🤖 AI Summary
This paper addresses prediction risk control in high-dimensional linear regression under random design: how to achieve dimension-free, non-asymptotic upper bounds on prediction error without explicitly estimating the high-dimensional covariance matrix. To this end, we propose a novel “error-in-operator” paradigm, which implicitly incorporates the design covariance structure into the empirical risk minimization objective—bypassing explicit covariance estimation. Theoretically, we establish the first dimension-free, non-asymptotic upper bound on prediction error; rigorously prove that auxiliary variables do not inflate the effective dimension; and attain statistically optimal convergence rates. Computationally, the method eliminates dependence on covariance estimation, substantially reducing both statistical and computational complexity.
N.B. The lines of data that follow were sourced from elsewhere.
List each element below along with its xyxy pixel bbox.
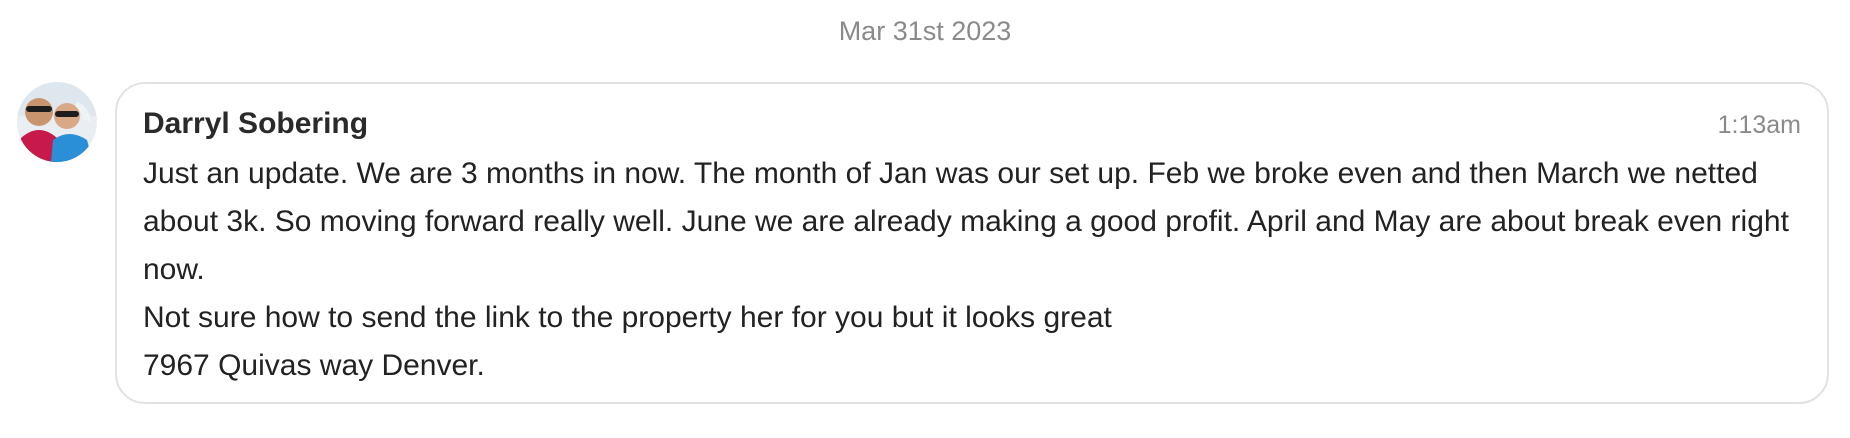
message-paragraph: 7967 Quivas way Denver. [143,349,485,382]
user-avatar-photo-icon [17,82,97,162]
message-paragraph: Not sure how to send the link to the pro… [143,301,1112,334]
message-body: Just an update. We are 3 months in now. … [143,150,1793,390]
chat-view: Mar 31st 2023 Darryl Sobering 1:13am Jus… [0,0,1850,438]
message-author[interactable]: Darryl Sobering [143,104,368,144]
message-bubble[interactable]: Darryl Sobering 1:13am Just an update. W… [115,82,1829,404]
message-timestamp: 1:13am [1717,111,1801,139]
date-separator: Mar 31st 2023 [838,16,1012,46]
avatar[interactable] [17,82,97,162]
message-paragraph: Just an update. We are 3 months in now. … [143,157,1789,286]
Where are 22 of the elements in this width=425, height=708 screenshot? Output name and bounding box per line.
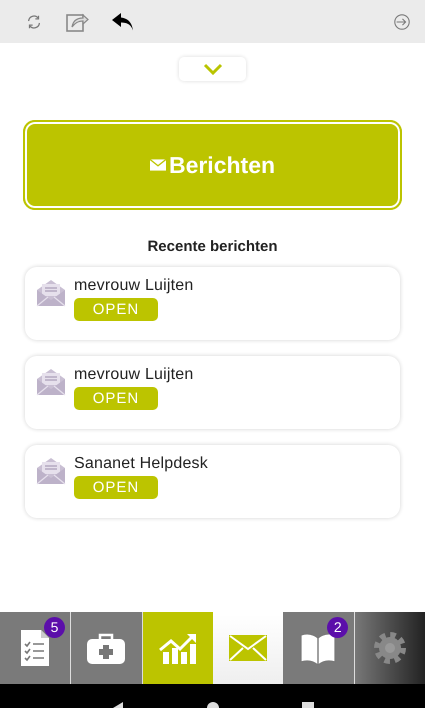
section-title: Recente berichten: [146, 238, 279, 255]
medkit-icon: [87, 632, 126, 664]
message-card[interactable]: mevrouw Luijten OPEN: [25, 356, 400, 429]
message-card[interactable]: Sananet Helpdesk OPEN: [25, 445, 400, 518]
envelope-icon: [229, 635, 268, 661]
logout-icon[interactable]: [393, 12, 411, 30]
open-envelope-icon: [36, 457, 66, 485]
sender-name: Sananet Helpdesk: [74, 455, 208, 473]
checklist-icon: [21, 630, 50, 666]
sender-name: mevrouw Luijten: [74, 366, 194, 384]
message-card[interactable]: mevrouw Luijten OPEN: [25, 267, 400, 340]
open-envelope-icon: [36, 279, 66, 307]
nav-tab[interactable]: [354, 612, 425, 684]
gear-icon: [372, 630, 408, 666]
sender-name: mevrouw Luijten: [74, 277, 194, 295]
count-badge: 5: [44, 617, 65, 638]
envelope-icon: [150, 159, 166, 171]
chart-icon: [158, 632, 197, 664]
open-envelope-icon: [36, 368, 66, 396]
refresh-icon[interactable]: [25, 12, 43, 30]
count-badge: 2: [327, 617, 348, 638]
chevron-down-icon: [202, 63, 222, 75]
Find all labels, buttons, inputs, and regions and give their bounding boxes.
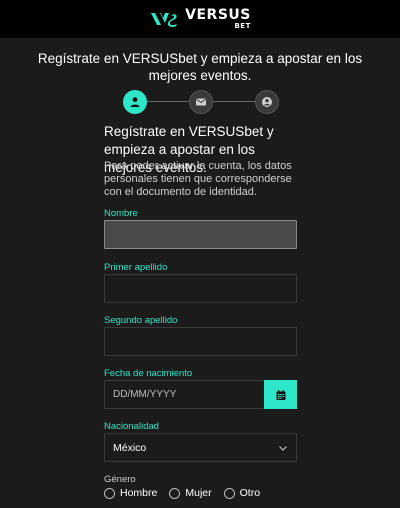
calendar-button[interactable] — [264, 380, 297, 409]
intro-text: Regístrate en VERSUSbet y empieza a apos… — [37, 51, 363, 83]
registration-stepper — [123, 90, 279, 114]
nacionalidad-label: Nacionalidad — [104, 421, 159, 432]
radio-hombre[interactable]: Hombre — [104, 487, 157, 499]
chevron-down-icon — [279, 445, 287, 451]
radio-circle[interactable] — [104, 487, 115, 499]
step-3-profile[interactable] — [255, 90, 279, 114]
logo-main-text: VERSUS — [185, 7, 251, 23]
primer-apellido-label: Primer apellido — [104, 262, 168, 273]
step-connector — [147, 101, 189, 102]
radio-circle[interactable] — [169, 487, 181, 499]
segundo-apellido-input[interactable] — [104, 327, 297, 356]
logo-sub-text: BET — [234, 22, 251, 30]
primer-apellido-input[interactable] — [104, 274, 297, 303]
fecha-placeholder: DD/MM/YYYY — [113, 389, 177, 400]
radio-mujer[interactable]: Mujer — [169, 487, 212, 499]
step-2-contact[interactable] — [189, 90, 213, 114]
versus-logo-icon — [151, 13, 178, 27]
nacionalidad-select[interactable]: México — [104, 433, 297, 462]
nacionalidad-value: México — [113, 441, 147, 454]
segundo-apellido-label: Segundo apellido — [104, 315, 178, 326]
fecha-nacimiento-input[interactable]: DD/MM/YYYY — [104, 380, 264, 409]
form-description: Para poder activar la cuenta, los datos … — [104, 160, 292, 198]
radio-mujer-label: Mujer — [185, 487, 212, 499]
radio-circle[interactable] — [223, 487, 235, 499]
nombre-input[interactable] — [104, 220, 297, 249]
user-icon — [130, 97, 140, 107]
calendar-icon — [276, 389, 285, 400]
radio-otro-label: Otro — [239, 487, 261, 499]
genero-radio-group: Hombre Mujer Otro — [104, 487, 260, 499]
step-1-personal-data[interactable] — [123, 90, 147, 114]
genero-label: Género — [104, 474, 136, 485]
mail-icon — [196, 98, 206, 106]
logo-text: VERSUS BET — [185, 8, 251, 30]
radio-otro[interactable]: Otro — [223, 487, 261, 499]
top-bar: VERSUS BET — [0, 0, 400, 38]
versus-bet-logo[interactable]: VERSUS BET — [149, 8, 251, 30]
nombre-label: Nombre — [104, 208, 138, 219]
step-connector — [213, 101, 255, 102]
radio-hombre-label: Hombre — [120, 487, 158, 499]
profile-icon — [262, 97, 272, 107]
fecha-nacimiento-label: Fecha de nacimiento — [104, 368, 193, 379]
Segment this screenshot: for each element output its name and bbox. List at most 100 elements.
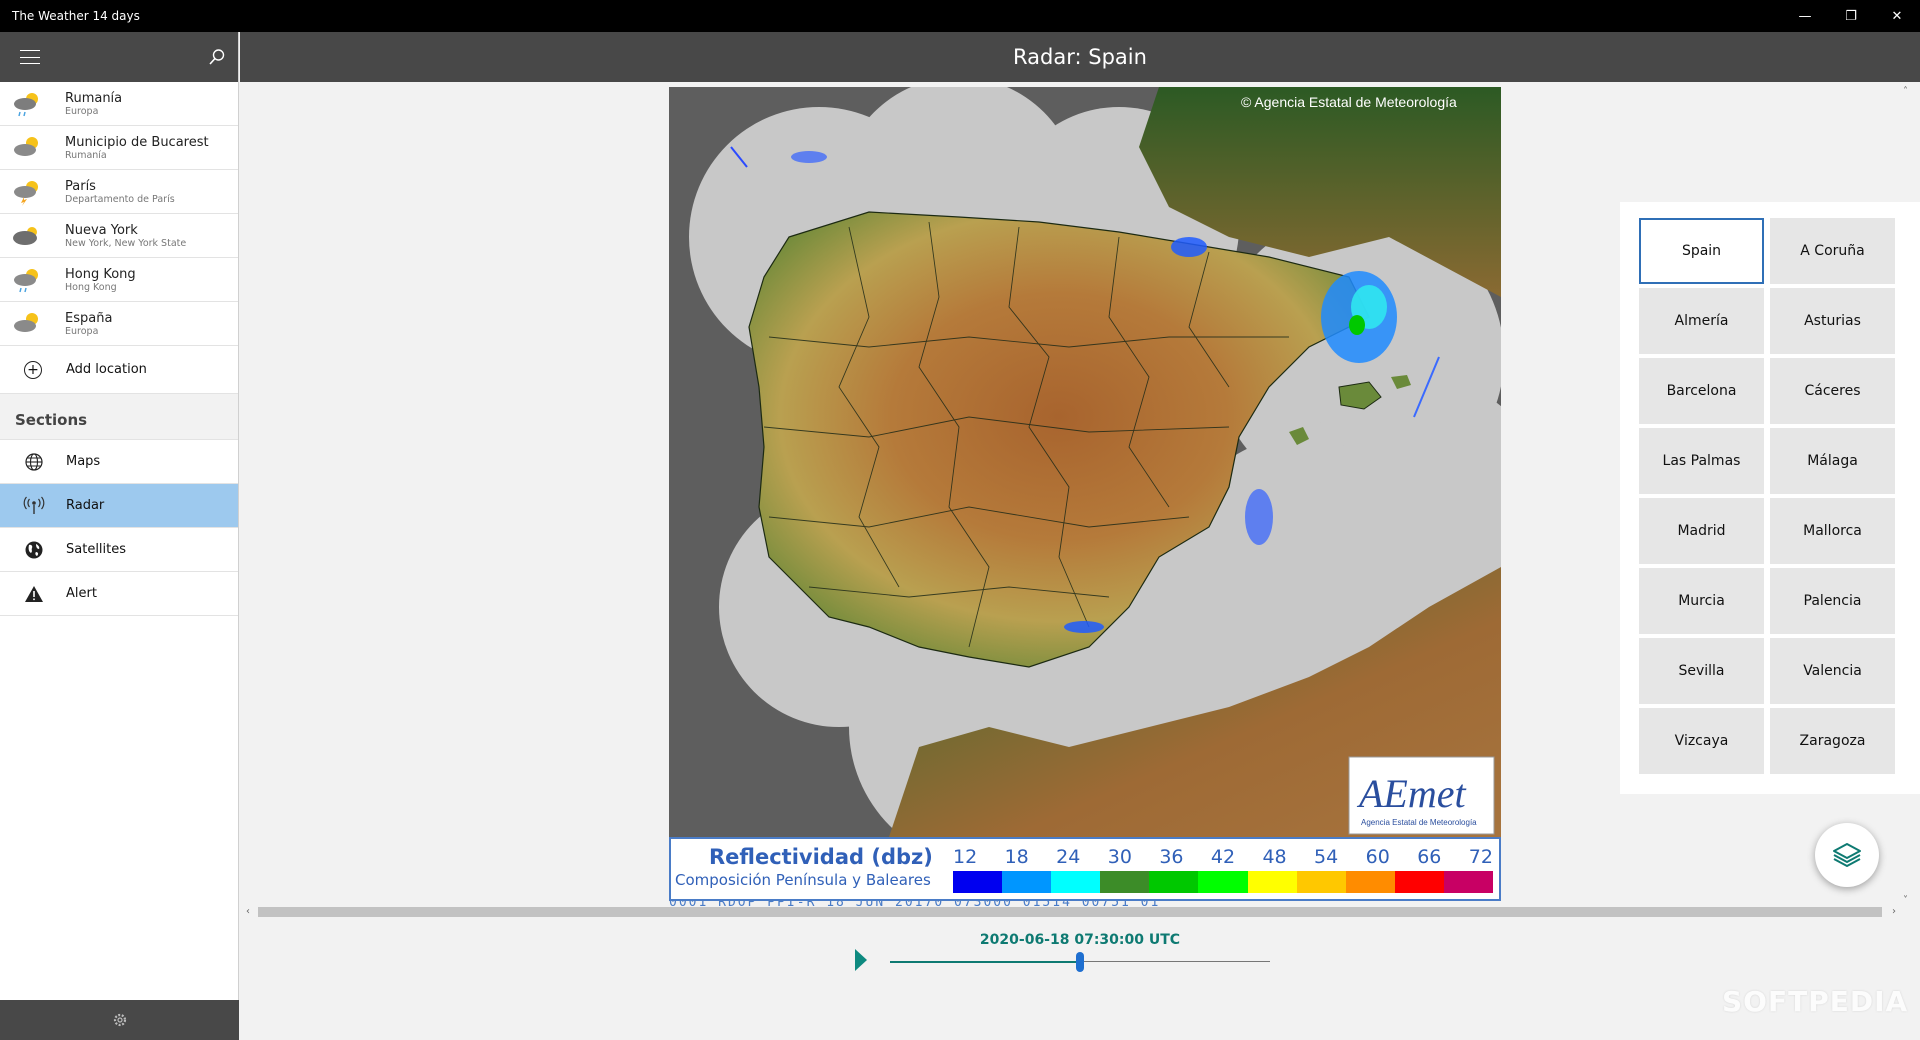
legend-swatch — [1345, 871, 1395, 893]
hamburger-menu-icon[interactable] — [20, 50, 40, 64]
watermark: SOFTPEDIA — [1722, 985, 1909, 1018]
region-button[interactable]: Málaga — [1770, 428, 1895, 494]
section-label: Maps — [66, 454, 101, 469]
legend-value: 66 — [1417, 846, 1442, 868]
section-maps[interactable]: Maps — [0, 440, 238, 484]
play-icon[interactable] — [855, 949, 867, 971]
scroll-left-icon[interactable]: ‹ — [246, 906, 250, 917]
legend-values: 12 18 24 30 36 42 48 54 60 66 72 — [953, 846, 1493, 868]
location-item[interactable]: Rumanía Europa — [0, 82, 238, 126]
scrollbar-thumb[interactable] — [258, 907, 1882, 917]
location-region: Departamento de París — [65, 193, 175, 205]
region-button[interactable]: A Coruña — [1770, 218, 1895, 284]
region-button[interactable]: Almería — [1639, 288, 1764, 354]
scroll-right-icon[interactable]: › — [1892, 906, 1896, 917]
legend-value: 42 — [1210, 846, 1236, 868]
section-label: Radar — [66, 498, 105, 513]
region-button[interactable]: Barcelona — [1639, 358, 1764, 424]
region-button[interactable]: Las Palmas — [1639, 428, 1764, 494]
legend-title: Reflectividad (dbz) — [709, 845, 933, 869]
location-item[interactable]: París Departamento de París — [0, 170, 238, 214]
settings-button[interactable] — [0, 1000, 239, 1040]
layers-icon — [1833, 843, 1861, 867]
section-radar[interactable]: Radar — [0, 484, 238, 528]
legend-swatch — [1247, 871, 1297, 893]
radar-map-image: © Agencia Estatal de Meteorología AEmet … — [689, 87, 1501, 837]
section-satellites[interactable]: Satellites — [0, 528, 238, 572]
timeline-slider[interactable] — [890, 950, 1270, 972]
partly-cloudy-icon — [12, 134, 42, 162]
layers-button[interactable] — [1815, 823, 1879, 887]
region-button[interactable]: Cáceres — [1770, 358, 1895, 424]
region-button[interactable]: Murcia — [1639, 568, 1764, 634]
region-button[interactable]: Valencia — [1770, 638, 1895, 704]
region-selector: Spain A Coruña Almería Asturias Barcelona Các… — [1620, 202, 1920, 794]
location-name: Rumanía — [65, 90, 123, 106]
location-item[interactable]: Municipio de Bucarest Rumanía — [0, 126, 238, 170]
legend-swatch — [1198, 871, 1248, 893]
region-button[interactable]: Vizcaya — [1639, 708, 1764, 774]
location-item[interactable]: España Europa — [0, 302, 238, 346]
region-button[interactable]: Sevilla — [1639, 638, 1764, 704]
scroll-down-icon[interactable]: ˅ — [1903, 895, 1908, 906]
legend-swatch — [1394, 871, 1444, 893]
legend-value: 60 — [1365, 846, 1390, 868]
reflectivity-legend: Reflectividad (dbz) Composición Penínsul… — [669, 837, 1501, 901]
restore-button[interactable]: ❐ — [1828, 0, 1874, 32]
location-region: Europa — [65, 325, 99, 337]
section-alert[interactable]: Alert — [0, 572, 238, 616]
aemet-logo-text: AEmet — [1356, 771, 1467, 816]
region-button[interactable]: Asturias — [1770, 288, 1895, 354]
legend-swatch — [1296, 871, 1346, 893]
legend-swatch — [953, 871, 1003, 893]
region-button[interactable]: Zaragoza — [1770, 708, 1895, 774]
location-region: Europa — [65, 105, 99, 117]
radar-map[interactable]: © Agencia Estatal de Meteorología AEmet … — [669, 87, 1501, 837]
partly-cloudy-icon — [12, 310, 42, 338]
settings-gear-icon — [113, 1013, 126, 1027]
warning-icon — [22, 583, 46, 605]
sections-heading: Sections — [0, 394, 238, 440]
region-button[interactable]: Palencia — [1770, 568, 1895, 634]
location-name: Nueva York — [65, 222, 138, 238]
legend-value: 24 — [1056, 846, 1081, 868]
app-title: The Weather 14 days — [12, 9, 140, 23]
region-button[interactable]: Madrid — [1639, 498, 1764, 564]
add-location-label: Add location — [66, 362, 147, 377]
slider-fill — [890, 961, 1076, 963]
legend-color-bar — [953, 871, 1494, 893]
location-item[interactable]: Nueva York New York, New York State — [0, 214, 238, 258]
section-label: Alert — [66, 586, 97, 601]
location-region: New York, New York State — [65, 237, 187, 249]
location-item[interactable]: Hong Kong Hong Kong — [0, 258, 238, 302]
add-icon: + — [24, 360, 42, 379]
region-button[interactable]: Spain — [1639, 218, 1764, 284]
location-name: París — [65, 178, 96, 194]
minimize-button[interactable]: — — [1782, 0, 1828, 32]
legend-value: 54 — [1314, 846, 1339, 868]
legend-swatch — [1149, 871, 1199, 893]
legend-value: 18 — [1004, 846, 1029, 868]
search-icon[interactable] — [208, 48, 226, 66]
title-bar: The Weather 14 days — ❐ ✕ — [0, 0, 1920, 32]
slider-thumb[interactable] — [1076, 952, 1084, 972]
legend-value: 12 — [953, 846, 978, 868]
legend-swatch — [1443, 871, 1494, 893]
horizontal-scrollbar[interactable]: ‹ › — [246, 906, 1901, 918]
close-button[interactable]: ✕ — [1874, 0, 1920, 32]
section-label: Satellites — [66, 542, 127, 557]
legend-subtitle: Composición Península y Baleares — [675, 871, 931, 889]
location-region: Rumanía — [65, 149, 107, 161]
location-region: Hong Kong — [65, 281, 117, 293]
legend-swatch — [1051, 871, 1101, 893]
earth-icon — [22, 539, 46, 561]
region-button[interactable]: Mallorca — [1770, 498, 1895, 564]
aemet-logo-sub: Agencia Estatal de Meteorología — [1361, 818, 1477, 827]
scroll-up-icon[interactable]: ˄ — [1903, 86, 1908, 97]
legend-value: 72 — [1468, 846, 1493, 868]
location-name: Municipio de Bucarest — [65, 134, 209, 150]
radar-icon — [22, 495, 46, 517]
globe-icon — [22, 451, 46, 473]
legend-value: 48 — [1262, 846, 1287, 868]
add-location-button[interactable]: + Add location — [0, 346, 238, 394]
Numerical experiments demonstrate its robustness and efficiency in high-dimensional sparse settings.
📝 Abstract
We consider a problem of high-dimensional linear regression with random design. We suggest a novel approach referred to as error-in-operator which does not estimate the design covariance $Sigma$ directly but incorporates it into empirical risk minimization. We provide an expansion of the excess prediction risk and derive non-asymptotic dimension-free bounds on the leading term and the remainder. This helps us to show that auxiliary variables do not increase the effective dimension of the problem, provided that parameters of the procedure are tuned properly. We also discuss computational aspects of our method and illustrate its performance with numerical experiments.